Consumers must have had similar thoughts and doubts. The Microsoft vision of the home-of-the-future and the PC-driven convergence of computers and television did not happen. But something else did happen, and it’s creating a new world-order far more interesting and exciting than the one envisioned during the intense growth period of PC technology.

A number of events that were just barely visible ten years ago have come to pass and have combined in previously unexpected ways to create these changes. The easiest one to see and predict was the evolution of HDTV. More than ten years ago, the display industry was already on a path to create high-resolution images on screens of just about any size. Electronic communications (now known as e-mail) were also beginning to become important and further expansion could be (and was) predicted.

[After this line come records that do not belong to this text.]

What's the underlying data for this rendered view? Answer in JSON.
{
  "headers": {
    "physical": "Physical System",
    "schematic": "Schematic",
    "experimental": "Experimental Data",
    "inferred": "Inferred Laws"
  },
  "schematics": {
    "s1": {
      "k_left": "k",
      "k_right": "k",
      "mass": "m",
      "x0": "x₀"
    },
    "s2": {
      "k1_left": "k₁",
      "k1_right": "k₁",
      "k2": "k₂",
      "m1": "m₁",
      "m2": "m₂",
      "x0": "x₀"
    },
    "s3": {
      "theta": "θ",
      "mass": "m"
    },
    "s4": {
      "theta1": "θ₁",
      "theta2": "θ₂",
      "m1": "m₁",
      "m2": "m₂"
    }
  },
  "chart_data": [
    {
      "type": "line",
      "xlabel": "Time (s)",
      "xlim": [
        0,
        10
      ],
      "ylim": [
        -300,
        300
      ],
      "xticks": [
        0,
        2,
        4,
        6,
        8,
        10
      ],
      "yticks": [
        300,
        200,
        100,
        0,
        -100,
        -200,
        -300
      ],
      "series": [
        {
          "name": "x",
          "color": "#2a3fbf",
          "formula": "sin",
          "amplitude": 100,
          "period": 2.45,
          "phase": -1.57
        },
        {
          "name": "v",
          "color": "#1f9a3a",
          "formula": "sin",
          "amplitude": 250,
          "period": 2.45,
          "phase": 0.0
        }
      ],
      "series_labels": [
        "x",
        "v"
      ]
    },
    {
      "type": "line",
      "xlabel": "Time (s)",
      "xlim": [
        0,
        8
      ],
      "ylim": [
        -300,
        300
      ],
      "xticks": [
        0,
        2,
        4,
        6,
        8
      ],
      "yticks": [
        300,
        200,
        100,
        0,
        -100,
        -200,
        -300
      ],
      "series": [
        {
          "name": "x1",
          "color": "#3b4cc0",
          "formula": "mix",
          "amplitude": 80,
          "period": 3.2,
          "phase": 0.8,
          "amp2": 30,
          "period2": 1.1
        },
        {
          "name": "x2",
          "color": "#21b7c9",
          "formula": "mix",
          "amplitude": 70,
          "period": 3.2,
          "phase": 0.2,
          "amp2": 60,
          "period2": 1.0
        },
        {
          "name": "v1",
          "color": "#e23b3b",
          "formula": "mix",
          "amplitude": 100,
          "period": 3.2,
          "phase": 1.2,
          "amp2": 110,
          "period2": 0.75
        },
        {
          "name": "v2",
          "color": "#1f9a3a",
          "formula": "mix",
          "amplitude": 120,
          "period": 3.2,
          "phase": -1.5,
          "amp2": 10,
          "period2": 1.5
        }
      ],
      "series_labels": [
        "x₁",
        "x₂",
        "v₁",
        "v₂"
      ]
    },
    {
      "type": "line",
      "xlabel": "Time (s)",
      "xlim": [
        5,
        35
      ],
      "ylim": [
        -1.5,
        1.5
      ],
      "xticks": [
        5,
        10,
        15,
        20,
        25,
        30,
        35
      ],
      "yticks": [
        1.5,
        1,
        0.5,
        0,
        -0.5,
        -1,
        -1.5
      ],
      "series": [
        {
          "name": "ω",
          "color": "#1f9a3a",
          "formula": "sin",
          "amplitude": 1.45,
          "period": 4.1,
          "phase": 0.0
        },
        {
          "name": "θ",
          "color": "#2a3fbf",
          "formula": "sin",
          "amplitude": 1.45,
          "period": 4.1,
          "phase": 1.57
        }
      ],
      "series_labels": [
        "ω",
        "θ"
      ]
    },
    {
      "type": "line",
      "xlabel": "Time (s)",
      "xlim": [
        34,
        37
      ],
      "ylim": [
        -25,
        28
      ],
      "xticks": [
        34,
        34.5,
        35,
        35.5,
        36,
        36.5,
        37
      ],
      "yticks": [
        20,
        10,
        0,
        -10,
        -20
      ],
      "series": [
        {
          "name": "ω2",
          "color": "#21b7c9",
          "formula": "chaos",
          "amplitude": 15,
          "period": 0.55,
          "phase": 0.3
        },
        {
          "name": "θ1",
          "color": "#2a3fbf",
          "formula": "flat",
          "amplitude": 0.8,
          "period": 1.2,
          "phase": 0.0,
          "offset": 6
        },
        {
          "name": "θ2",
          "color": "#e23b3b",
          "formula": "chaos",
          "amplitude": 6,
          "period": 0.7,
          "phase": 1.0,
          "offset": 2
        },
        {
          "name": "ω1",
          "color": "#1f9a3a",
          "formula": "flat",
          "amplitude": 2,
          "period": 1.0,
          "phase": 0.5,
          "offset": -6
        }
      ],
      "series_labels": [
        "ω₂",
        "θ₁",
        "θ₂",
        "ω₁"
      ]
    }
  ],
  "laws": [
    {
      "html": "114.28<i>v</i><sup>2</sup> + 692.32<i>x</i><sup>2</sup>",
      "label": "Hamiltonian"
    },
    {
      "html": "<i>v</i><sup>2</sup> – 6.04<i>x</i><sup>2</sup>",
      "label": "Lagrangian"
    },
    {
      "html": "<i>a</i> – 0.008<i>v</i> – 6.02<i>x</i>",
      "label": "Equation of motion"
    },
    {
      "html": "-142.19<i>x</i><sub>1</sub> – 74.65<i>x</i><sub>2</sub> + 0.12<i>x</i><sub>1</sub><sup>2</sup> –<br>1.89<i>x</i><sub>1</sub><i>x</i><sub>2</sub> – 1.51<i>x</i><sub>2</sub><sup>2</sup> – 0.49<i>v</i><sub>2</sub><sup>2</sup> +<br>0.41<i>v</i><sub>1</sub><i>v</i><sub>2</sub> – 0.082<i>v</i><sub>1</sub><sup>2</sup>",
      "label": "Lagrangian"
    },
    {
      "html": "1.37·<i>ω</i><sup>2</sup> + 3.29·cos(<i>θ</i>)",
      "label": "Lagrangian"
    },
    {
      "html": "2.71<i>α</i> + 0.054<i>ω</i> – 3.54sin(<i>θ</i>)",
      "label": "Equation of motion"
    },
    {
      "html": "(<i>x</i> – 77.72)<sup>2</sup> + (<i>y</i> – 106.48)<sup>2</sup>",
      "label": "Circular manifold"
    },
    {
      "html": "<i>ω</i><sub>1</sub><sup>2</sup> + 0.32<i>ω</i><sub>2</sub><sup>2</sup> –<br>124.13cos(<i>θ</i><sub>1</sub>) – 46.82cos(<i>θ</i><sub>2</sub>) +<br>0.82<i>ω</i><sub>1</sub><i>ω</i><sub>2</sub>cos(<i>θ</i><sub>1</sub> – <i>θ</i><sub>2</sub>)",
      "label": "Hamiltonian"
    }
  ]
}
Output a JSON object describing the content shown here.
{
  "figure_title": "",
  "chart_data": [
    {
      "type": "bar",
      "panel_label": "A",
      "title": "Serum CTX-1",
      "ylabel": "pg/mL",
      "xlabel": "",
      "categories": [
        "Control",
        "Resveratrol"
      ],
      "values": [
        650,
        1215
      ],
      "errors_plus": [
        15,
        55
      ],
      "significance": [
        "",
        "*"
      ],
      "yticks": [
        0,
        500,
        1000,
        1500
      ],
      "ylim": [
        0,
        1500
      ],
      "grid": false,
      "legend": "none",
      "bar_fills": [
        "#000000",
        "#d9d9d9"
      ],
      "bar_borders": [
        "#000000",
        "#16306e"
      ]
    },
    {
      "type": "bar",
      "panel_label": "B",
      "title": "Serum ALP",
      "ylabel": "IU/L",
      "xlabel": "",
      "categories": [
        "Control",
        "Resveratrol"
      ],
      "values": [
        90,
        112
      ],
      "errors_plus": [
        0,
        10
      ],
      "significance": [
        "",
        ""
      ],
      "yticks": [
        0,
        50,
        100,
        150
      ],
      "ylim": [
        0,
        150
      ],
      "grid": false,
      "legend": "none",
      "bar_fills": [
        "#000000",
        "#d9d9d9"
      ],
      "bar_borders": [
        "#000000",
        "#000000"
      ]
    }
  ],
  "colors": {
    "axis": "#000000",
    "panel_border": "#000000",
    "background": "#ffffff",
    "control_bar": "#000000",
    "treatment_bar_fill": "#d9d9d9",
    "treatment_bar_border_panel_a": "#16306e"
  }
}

But perhaps the biggest and least predicted new influence was Google and all the related search capability that has grown with it. Who would have believed a few decades ago that in just a few years we would be able to get an answer to just about any question, on any subject, by simply typing a few words, or even numbers, into our computers? Are you looking for an obsolete vacuum tube? Just “Google” the tube number and every likely source anywhere in the world will instantly be before you. Need the definition of a technical term? Just type it in and there it is. And along with this rich information resource has come the ability to purchase any of these items with similar ease. Of course Ebay has also helped this process along by creating the world’s largest market in new and used “stuff” of all kinds.
This interactivity and information-availability has encouraged the development of web-sites that today provide us with the latest news and other items of interest that we formerly found in daily newspapers and various trade publications.
With all this interesting information now at our fingertips – literally, the computer has evolved into more of an information resource and entertainment tool. While the traditional PC functions are still there, they are no longer dominant. Suddenly, the convergence of television and computers begins to make more sense. If I’m already accessing video clips about various events and items of interest on my computer, why not do that on a large-screen television in between watching favorite programs? That way I can entertain myself with a conventional video program, with a recorded movie, with an electronic game, and combine those activities with surfing the Internet for interesting items. The bridge between video entertainment and computer-accessed information has now been completed. There is a continuum of uses from pure video entertainment on one end, to a combination of computer-accessed information in the middle, to the more traditional PC–like world on the other end.
Could we have foreseen this more than a decade ago? Most of us did not. The key to this change was not the vision that Bill Gates had of pushing the PC into controlling the home. The key, instead, was what Google made happen with information search capability and the impact that this has had on other sources of information and commerce being added to the Internet. The process is now in place for television and computers to become inextricably linked. The convergence is happening. But it took a path markedly different than the one envisioned during the early growth years of PC technology.